錯乱した状態のつばきは京の名前を呼びながら気を失った。
医者に訊いても無意味なことはわかっていた。おそらくつばきの能力が関係していると確信していた。
一応医者を呼び、どこも異常がないことを確認したかっただけだった。
つばきはあの目で京を見たから錯乱して意識を失ったのだ。だとすれば原因は自身にあるのでは…と京は思っていた。
彼女の目で誰かを見ても錯乱したことはなかったのだろう。もしも毎回同じようになるのであればあの場で京に許可を取ってまで緋色の瞳で京を見ようとはしなかっただろう。

もしくは事前にそれを伝えられていたはずだ。
つまり、つばきの能力で予想外の”何か”が起こった。
京は深く息を吐き、天井を見上げた。
初めてつばきを見たとき、彼女の瞳は薄く光っていた。通常の人間ではあり得ない光り方をしていた。

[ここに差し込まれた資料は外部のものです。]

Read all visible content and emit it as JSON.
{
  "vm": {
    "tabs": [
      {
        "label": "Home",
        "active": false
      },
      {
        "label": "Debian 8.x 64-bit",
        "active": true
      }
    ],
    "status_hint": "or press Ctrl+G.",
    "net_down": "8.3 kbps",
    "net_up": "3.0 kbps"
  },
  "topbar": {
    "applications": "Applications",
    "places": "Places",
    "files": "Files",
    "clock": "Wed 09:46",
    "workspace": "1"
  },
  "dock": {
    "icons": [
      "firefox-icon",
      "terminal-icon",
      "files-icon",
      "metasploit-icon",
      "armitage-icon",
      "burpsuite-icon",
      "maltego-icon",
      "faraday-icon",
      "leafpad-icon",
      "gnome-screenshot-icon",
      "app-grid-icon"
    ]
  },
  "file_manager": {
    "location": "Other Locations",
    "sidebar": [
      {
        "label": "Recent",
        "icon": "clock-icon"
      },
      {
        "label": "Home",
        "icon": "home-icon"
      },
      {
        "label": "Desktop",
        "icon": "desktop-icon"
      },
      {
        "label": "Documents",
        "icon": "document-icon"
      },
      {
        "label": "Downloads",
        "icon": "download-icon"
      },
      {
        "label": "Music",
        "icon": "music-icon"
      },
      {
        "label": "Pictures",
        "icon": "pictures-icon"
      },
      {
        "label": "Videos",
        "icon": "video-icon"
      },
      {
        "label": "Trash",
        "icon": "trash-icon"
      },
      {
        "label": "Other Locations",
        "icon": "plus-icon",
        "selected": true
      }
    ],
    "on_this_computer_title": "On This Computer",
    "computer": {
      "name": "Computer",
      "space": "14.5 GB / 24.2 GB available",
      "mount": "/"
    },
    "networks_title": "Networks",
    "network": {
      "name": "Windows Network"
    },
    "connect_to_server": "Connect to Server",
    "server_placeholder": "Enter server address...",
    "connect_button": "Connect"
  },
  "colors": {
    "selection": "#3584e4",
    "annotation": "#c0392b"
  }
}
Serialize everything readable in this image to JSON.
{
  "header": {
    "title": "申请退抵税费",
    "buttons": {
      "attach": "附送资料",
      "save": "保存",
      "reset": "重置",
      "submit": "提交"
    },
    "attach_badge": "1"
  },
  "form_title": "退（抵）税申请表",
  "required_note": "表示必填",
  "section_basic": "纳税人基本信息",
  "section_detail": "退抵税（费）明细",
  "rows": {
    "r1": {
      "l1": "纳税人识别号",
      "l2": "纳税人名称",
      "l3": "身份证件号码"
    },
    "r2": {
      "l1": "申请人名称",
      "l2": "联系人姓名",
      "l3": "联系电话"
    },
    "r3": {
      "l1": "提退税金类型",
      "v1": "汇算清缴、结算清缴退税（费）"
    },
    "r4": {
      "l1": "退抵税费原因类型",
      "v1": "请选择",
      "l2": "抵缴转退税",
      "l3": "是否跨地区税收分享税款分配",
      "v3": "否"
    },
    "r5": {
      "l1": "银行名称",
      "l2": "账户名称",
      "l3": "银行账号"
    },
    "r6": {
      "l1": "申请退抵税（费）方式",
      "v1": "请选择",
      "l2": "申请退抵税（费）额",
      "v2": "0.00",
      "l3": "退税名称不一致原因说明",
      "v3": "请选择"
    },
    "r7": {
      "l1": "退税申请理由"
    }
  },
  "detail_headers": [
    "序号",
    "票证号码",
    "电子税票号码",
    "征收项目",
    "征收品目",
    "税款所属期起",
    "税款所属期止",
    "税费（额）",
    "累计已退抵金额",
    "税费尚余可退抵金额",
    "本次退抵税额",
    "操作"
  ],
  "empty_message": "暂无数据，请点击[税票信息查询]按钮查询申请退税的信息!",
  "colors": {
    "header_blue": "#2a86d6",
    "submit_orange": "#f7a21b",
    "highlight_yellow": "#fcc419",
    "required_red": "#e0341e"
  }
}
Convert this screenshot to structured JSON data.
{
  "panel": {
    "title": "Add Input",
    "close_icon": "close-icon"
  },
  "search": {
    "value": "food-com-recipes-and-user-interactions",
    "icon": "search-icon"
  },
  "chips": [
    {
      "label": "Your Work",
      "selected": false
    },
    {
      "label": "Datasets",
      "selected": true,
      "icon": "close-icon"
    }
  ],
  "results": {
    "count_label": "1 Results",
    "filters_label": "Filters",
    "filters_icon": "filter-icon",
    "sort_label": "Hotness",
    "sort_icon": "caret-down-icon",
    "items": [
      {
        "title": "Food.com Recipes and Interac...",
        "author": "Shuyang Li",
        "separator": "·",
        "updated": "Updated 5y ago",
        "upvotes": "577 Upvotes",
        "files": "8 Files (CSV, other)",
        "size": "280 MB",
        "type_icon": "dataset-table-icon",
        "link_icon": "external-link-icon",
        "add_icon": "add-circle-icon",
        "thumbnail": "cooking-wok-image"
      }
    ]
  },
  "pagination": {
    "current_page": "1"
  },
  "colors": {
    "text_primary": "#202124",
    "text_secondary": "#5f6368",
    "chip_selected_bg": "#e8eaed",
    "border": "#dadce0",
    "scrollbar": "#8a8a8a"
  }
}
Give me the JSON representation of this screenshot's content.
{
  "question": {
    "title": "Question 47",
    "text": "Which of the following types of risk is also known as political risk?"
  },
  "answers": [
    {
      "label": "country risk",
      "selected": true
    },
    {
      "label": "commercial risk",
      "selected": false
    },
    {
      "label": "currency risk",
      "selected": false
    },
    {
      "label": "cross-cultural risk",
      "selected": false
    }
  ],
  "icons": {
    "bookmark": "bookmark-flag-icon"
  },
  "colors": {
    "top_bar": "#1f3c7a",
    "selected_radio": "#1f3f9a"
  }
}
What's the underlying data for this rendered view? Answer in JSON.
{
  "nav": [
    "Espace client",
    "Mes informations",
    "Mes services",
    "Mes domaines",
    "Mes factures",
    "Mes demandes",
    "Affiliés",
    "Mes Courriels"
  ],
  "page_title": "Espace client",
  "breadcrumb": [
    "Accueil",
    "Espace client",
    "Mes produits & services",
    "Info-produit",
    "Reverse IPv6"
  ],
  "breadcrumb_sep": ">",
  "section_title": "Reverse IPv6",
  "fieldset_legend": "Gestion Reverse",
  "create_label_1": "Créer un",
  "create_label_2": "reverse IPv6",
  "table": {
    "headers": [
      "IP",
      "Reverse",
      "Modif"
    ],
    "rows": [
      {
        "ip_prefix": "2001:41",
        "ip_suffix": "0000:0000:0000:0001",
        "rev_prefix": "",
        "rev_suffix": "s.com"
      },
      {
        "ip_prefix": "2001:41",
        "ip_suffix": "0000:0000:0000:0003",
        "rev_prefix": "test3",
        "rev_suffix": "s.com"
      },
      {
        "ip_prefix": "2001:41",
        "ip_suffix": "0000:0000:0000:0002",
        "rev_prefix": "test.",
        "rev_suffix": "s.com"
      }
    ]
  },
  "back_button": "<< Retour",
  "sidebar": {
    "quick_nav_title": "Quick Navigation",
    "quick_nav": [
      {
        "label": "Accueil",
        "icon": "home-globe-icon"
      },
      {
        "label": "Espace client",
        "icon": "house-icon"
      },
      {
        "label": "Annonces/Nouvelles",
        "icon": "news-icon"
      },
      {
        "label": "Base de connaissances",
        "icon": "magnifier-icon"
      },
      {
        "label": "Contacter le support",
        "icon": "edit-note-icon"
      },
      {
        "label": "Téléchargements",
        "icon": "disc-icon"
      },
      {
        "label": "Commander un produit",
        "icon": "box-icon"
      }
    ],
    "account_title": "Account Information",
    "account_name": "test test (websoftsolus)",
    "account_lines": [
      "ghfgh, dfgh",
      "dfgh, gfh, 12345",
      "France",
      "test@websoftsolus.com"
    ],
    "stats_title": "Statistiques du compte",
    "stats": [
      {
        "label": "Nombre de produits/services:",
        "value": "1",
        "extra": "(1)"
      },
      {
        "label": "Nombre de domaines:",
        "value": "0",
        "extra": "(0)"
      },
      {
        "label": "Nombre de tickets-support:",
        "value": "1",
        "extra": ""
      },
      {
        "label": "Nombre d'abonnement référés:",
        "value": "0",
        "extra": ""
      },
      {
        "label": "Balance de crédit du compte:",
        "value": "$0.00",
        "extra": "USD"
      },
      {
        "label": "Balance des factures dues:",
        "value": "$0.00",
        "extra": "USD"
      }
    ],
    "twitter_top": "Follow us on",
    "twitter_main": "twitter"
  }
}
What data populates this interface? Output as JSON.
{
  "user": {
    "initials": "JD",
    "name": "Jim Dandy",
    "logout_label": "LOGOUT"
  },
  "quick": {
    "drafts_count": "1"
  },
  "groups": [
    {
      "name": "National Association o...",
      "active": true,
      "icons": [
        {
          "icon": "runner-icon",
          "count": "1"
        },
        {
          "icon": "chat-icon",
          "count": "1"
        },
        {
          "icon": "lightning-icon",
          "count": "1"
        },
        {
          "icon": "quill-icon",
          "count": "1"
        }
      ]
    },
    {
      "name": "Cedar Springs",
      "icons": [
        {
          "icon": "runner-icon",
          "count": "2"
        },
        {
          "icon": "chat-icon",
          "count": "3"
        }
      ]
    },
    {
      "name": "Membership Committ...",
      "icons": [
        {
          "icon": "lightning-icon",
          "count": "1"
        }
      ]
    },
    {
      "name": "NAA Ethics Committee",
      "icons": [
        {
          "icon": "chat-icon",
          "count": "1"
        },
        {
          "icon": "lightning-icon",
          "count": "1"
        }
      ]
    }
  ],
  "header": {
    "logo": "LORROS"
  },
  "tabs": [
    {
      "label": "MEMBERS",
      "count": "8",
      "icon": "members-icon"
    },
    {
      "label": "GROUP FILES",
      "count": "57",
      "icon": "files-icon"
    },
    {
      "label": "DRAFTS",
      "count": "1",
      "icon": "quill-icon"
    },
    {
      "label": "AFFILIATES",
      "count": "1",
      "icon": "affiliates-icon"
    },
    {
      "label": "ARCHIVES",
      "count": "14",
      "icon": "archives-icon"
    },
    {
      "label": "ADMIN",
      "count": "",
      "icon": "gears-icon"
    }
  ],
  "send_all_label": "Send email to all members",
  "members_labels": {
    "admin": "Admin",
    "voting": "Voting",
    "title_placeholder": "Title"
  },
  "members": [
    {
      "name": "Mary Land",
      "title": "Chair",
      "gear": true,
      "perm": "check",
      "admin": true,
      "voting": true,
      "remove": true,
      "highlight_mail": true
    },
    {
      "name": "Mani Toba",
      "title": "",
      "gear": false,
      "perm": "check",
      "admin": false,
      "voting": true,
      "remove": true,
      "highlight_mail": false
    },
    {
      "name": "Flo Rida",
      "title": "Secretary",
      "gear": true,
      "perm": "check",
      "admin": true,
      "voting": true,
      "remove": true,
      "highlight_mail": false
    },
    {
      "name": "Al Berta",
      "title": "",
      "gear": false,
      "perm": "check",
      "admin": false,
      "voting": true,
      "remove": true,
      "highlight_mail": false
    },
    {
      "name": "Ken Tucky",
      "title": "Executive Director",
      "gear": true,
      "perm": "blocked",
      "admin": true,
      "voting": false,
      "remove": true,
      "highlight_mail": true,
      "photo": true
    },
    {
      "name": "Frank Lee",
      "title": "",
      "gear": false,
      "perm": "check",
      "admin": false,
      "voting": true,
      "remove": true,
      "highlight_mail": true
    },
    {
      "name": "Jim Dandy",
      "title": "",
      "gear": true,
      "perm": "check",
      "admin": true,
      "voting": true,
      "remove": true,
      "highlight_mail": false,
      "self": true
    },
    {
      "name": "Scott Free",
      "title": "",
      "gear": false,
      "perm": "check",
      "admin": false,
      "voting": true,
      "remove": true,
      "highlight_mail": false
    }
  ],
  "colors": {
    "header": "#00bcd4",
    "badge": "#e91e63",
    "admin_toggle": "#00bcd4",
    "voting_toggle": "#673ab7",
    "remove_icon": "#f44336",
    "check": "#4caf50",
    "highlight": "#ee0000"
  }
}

だが橋から身を投げようとした彼女の目はどうしてか“希望”があったように思えた。あの目は今から死を決心しているような瞳には見えなかったのだ。不思議だった、何の迷いもなく川に飛び込もうとする彼女の緋色に光る瞳が希望に満ちていたなど…―。矛盾しているのに。

もうつばきが眠りについて6時間が経過していた。
本来は仕事へ行く予定だったが、つばきのことが心配で休みを取った。